M. Christophe Béchu , rapporteur . - Nous avons échoué à trouver un accord en commission mixte paritaire. Aucun des points sur lesquels le Sénat a délibéré n'a été repris par l'Assemblée nationale, et cela pour aucune des deux propositions de loi : ni l'horaire unique national de fermeture des bureaux de vote, ni les modifications concernant les Français de l'étranger. L'Assemblée nationale a également refusé le compromis que nous avions trouvé en préférant revenir à l'équité plutôt que l'égalité pour les temps de parole pendant la totalité de la « période intermédiaire ». Pour les comptes de campagne, les députés ont choisi de maintenir un délai de douze mois pour l'élection présidentielle de 2017 et celles qui suivront, tout en rétablissant un délai de six mois pour toutes les autres élections. Ils ont du coup modifié le titre de la proposition de loi. Enfin, ils ont supprimé l'ajout de MM. Portelli et Sueur sur les sondages, alors que cette mesure avait été votée à l'unanimité tant au Sénat qu'à la commission des lois de l'Assemblée nationale.
M. Alain Richard . - C'est criminel !
M. Christophe Béchu , rapporteur . - Soit nous protestons de manière véhémente, en organisant une grève de la faim...
M. Pierre-Yves Collombat . - Ou un suicide par le feu !
M. Christophe Béchu , rapporteur . - ... soit nous nous montrons plus mesurés, en refusant cependant de faire semblant de chercher un accord. Sur la proposition de loi organique, je vous propose d'adopter une question préalable. Sur la proposition de loi, je vous propose trois amendements. Le premier maintient le délai de douze mois pour les comptes de campagne de toutes les élections en supprimant l'article 1 er A. La mesure introduite par les députés est un « cavalier » invraisemblable : on ne peut pas profiter ainsi de la procédure accélérée liée à l'élection présidentielle pour modifier les règles sur toutes les autres élections ! Un deuxième amendement rétablit, en conséquence, le titre de la proposition de loi. Enfin, un troisième amendement rétablit les dispositions sur les sondages un point qui faisait consensus.

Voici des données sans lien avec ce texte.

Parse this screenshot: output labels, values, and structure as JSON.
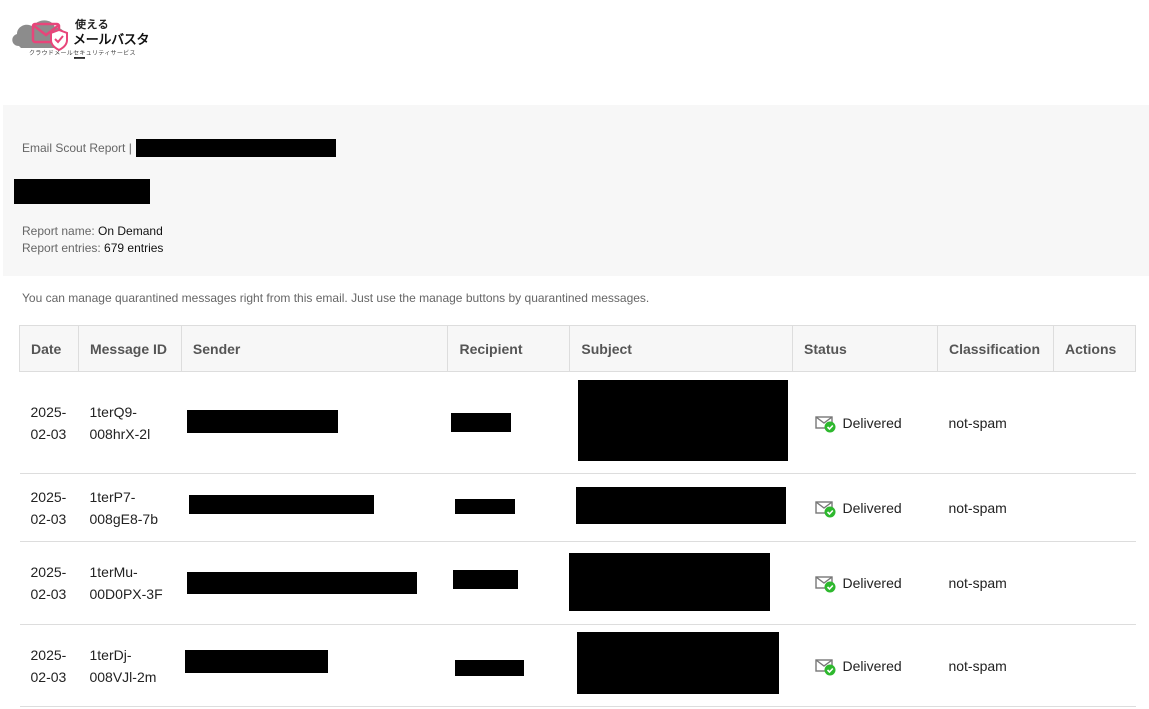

M. Jean Louis Masson . - J'ai déjà dit mon opposition à la réforme proposée. Par conséquent, si je suis hostile à ce que propose l'Assemblée nationale pour la proposition de loi organique, je suis tout aussi hostile à ce qu'avait voté le Sénat. Les députés ont très bien fait de ne rien en retenir. Je suis contre le principe de la question préalable. Mieux vaut que nous ayons un débat pour améliorer le texte. Je ne voterai pas non plus les amendements du rapporteur sur la proposition de loi, car je considère que les mesures adoptées par l'Assemblée nationale sont positives.
M. Alain Anziani . - Je partage sur bien des points la position du rapporteur, mais pas sur la nécessité de régler dès à présent la question de l'élection présidentielle qui suivra celle de 2017. Quant à la méthode, je ne suis ni pour la grève de la faim, ni pour la grève des débats. La question préalable n'est pas une bonne solution. Je comprends vos raisons, mais nous souhaitons poursuivre le débat jusqu'au bout.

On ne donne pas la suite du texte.